How would you describe MindCure’s approach to the psychedelic space?

During my first few months at MindCure, I’ve been struck by the team’s genuine interest in being client-centered. It’s exciting that the psychedelic space is a wide-open and full of possibility, but that fluidity can also make it easy for folks to lose their way. So, if we start with the basic question, “What’s best for clients?”, it has a way setting subsequent goals on the right path.

What is your role at Mind Cure and what will you be focused on building?

I’m a Senior Translational and Psychometric Architect who works on building iSTRYM, MindCure’s digitial therapeutics platform.

Can you talk about what MINDCURE’s digital therapeutics platform is and how you want it to help patients?

MindCure’s digital therapeutics platform, iSTRYM, is an innovative tool for assessing client needs, providing data-driven insights, and ensuring that clients’ receive the highest standard of care. My impression of health apps is that they do a great job of helping you understand an aspect of your wellness such as physical activity, sleep, or mood. But they rarely integrate that information to provide users with meaningful insights that answers the two questions people really want to know: “What does this data mean for me?” and “Based on this data, what are suggestions for what I could do?” One of the things that makes MindCure’s vision for iSTRYM unique is the bold ambition to integrate data in ways that will provide clients with meaningful insights and direction.

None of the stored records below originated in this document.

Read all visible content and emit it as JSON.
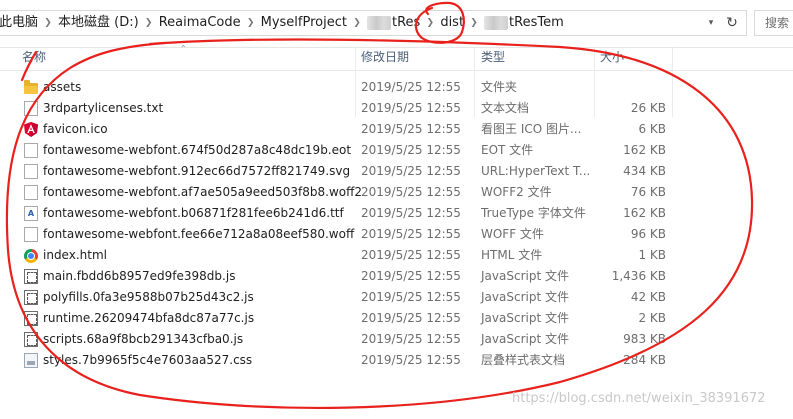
{
  "address": {
    "crumbs": [
      {
        "label": "此电脑"
      },
      {
        "label": "本地磁盘 (D:)"
      },
      {
        "label": "ReaimaCode"
      },
      {
        "label": "MyselfProject"
      },
      {
        "label": "tRes"
      },
      {
        "label": "dist"
      },
      {
        "label": "tResTem"
      }
    ],
    "search_placeholder": "搜索"
  },
  "columns": {
    "name": "名称",
    "date": "修改日期",
    "type": "类型",
    "size": "大小"
  },
  "files": [
    {
      "name": "assets",
      "date": "2019/5/25 12:55",
      "type": "文件夹",
      "size": "",
      "icon": "folder-icon"
    },
    {
      "name": "3rdpartylicenses.txt",
      "date": "2019/5/25 12:55",
      "type": "文本文档",
      "size": "26 KB",
      "icon": "text-file-icon"
    },
    {
      "name": "favicon.ico",
      "date": "2019/5/25 12:55",
      "type": "看图王 ICO 图片...",
      "size": "6 KB",
      "icon": "angular-icon"
    },
    {
      "name": "fontawesome-webfont.674f50d287a8c48dc19b.eot",
      "date": "2019/5/25 12:55",
      "type": "EOT 文件",
      "size": "162 KB",
      "icon": "blank-file-icon"
    },
    {
      "name": "fontawesome-webfont.912ec66d7572ff821749.svg",
      "date": "2019/5/25 12:55",
      "type": "URL:HyperText T...",
      "size": "434 KB",
      "icon": "blank-file-icon"
    },
    {
      "name": "fontawesome-webfont.af7ae505a9eed503f8b8.woff2",
      "date": "2019/5/25 12:55",
      "type": "WOFF2 文件",
      "size": "76 KB",
      "icon": "blank-file-icon"
    },
    {
      "name": "fontawesome-webfont.b06871f281fee6b241d6.ttf",
      "date": "2019/5/25 12:55",
      "type": "TrueType 字体文件",
      "size": "162 KB",
      "icon": "font-file-icon"
    },
    {
      "name": "fontawesome-webfont.fee66e712a8a08eef580.woff",
      "date": "2019/5/25 12:55",
      "type": "WOFF 文件",
      "size": "96 KB",
      "icon": "blank-file-icon"
    },
    {
      "name": "index.html",
      "date": "2019/5/25 12:55",
      "type": "HTML 文件",
      "size": "1 KB",
      "icon": "chrome-icon"
    },
    {
      "name": "main.fbdd6b8957ed9fe398db.js",
      "date": "2019/5/25 12:55",
      "type": "JavaScript 文件",
      "size": "1,436 KB",
      "icon": "js-file-icon"
    },
    {
      "name": "polyfills.0fa3e9588b07b25d43c2.js",
      "date": "2019/5/25 12:55",
      "type": "JavaScript 文件",
      "size": "42 KB",
      "icon": "js-file-icon"
    },
    {
      "name": "runtime.26209474bfa8dc87a77c.js",
      "date": "2019/5/25 12:55",
      "type": "JavaScript 文件",
      "size": "2 KB",
      "icon": "js-file-icon"
    },
    {
      "name": "scripts.68a9f8bcb291343cfba0.js",
      "date": "2019/5/25 12:55",
      "type": "JavaScript 文件",
      "size": "983 KB",
      "icon": "js-file-icon"
    },
    {
      "name": "styles.7b9965f5c4e7603aa527.css",
      "date": "2019/5/25 12:55",
      "type": "层叠样式表文档",
      "size": "284 KB",
      "icon": "css-file-icon"
    }
  ],
  "watermark": "https://blog.csdn.net/weixin_38391672",
  "annotation_color": "#e8211d"
}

How will you leverage your experience as the Chief Science Officer for Connectidy working with IBM's Watson AI?

That experience really opened my eyes to how one could responsibly harness AI to give people access to the best social science available. In my personal life, when I read expert advice about something outside my specialty area, I often wonder, “Well how would I turn that advice into something actionable?” When handled with a user-first mentality, AI can be a powerful tool that  bridges the typical divide between advice and effective action.

How do you see digital therapeutics growing and changing in the near future?

For people to thrive, digital therapeutics cannot be comfortable with providing disembodied “tracking” or “nudges”.  Your step-count, meditation time, or any other metric is just one piece of a bigger picture, and so digital therapeutics has to leverage the technologies available to send users more holistic messages about their physical and mental health. Technology has already done made significant strides with integrating your devices (e.g., phone, laptop, speaker), the same drive toward integration needs to happen with digital therapeutics.

What is the most common misconception you hear about psychedelics?

I grew up hearing exaggerated proclamations about psychedelic risks. While the movement needs to be aware and take seriously any potential risks, the accumulation of studies over the years suggests that psychedelic therapeutics can be a safe and effective intervention.

What do you believe is the most important thing for people to understand about the future of psychedelics as medicine?

I have two competing thoughts, and I hope to keep these thoughts in competition. On the one hand, psychedelics may be a game-changer for mental health. It will not solve everything, but it has the potential to be a powerful force for good. On the other hand, we have to maintain humility about what we don’t know, and carefully track client safety and wellness. For me, the best way forward is to maintain this tension between hopefulness and judiciousness.

Who else is doing important work within psychedelics you think more people should be aware of?

There are so many people doing important work, but I try to keep a broad focus. In particular, I want to be ever mindful of the long-standing cultural traditions outside of western medical science that hold tremendous wisdom about how to responsibly handle psychedelics’ powerful possibilities.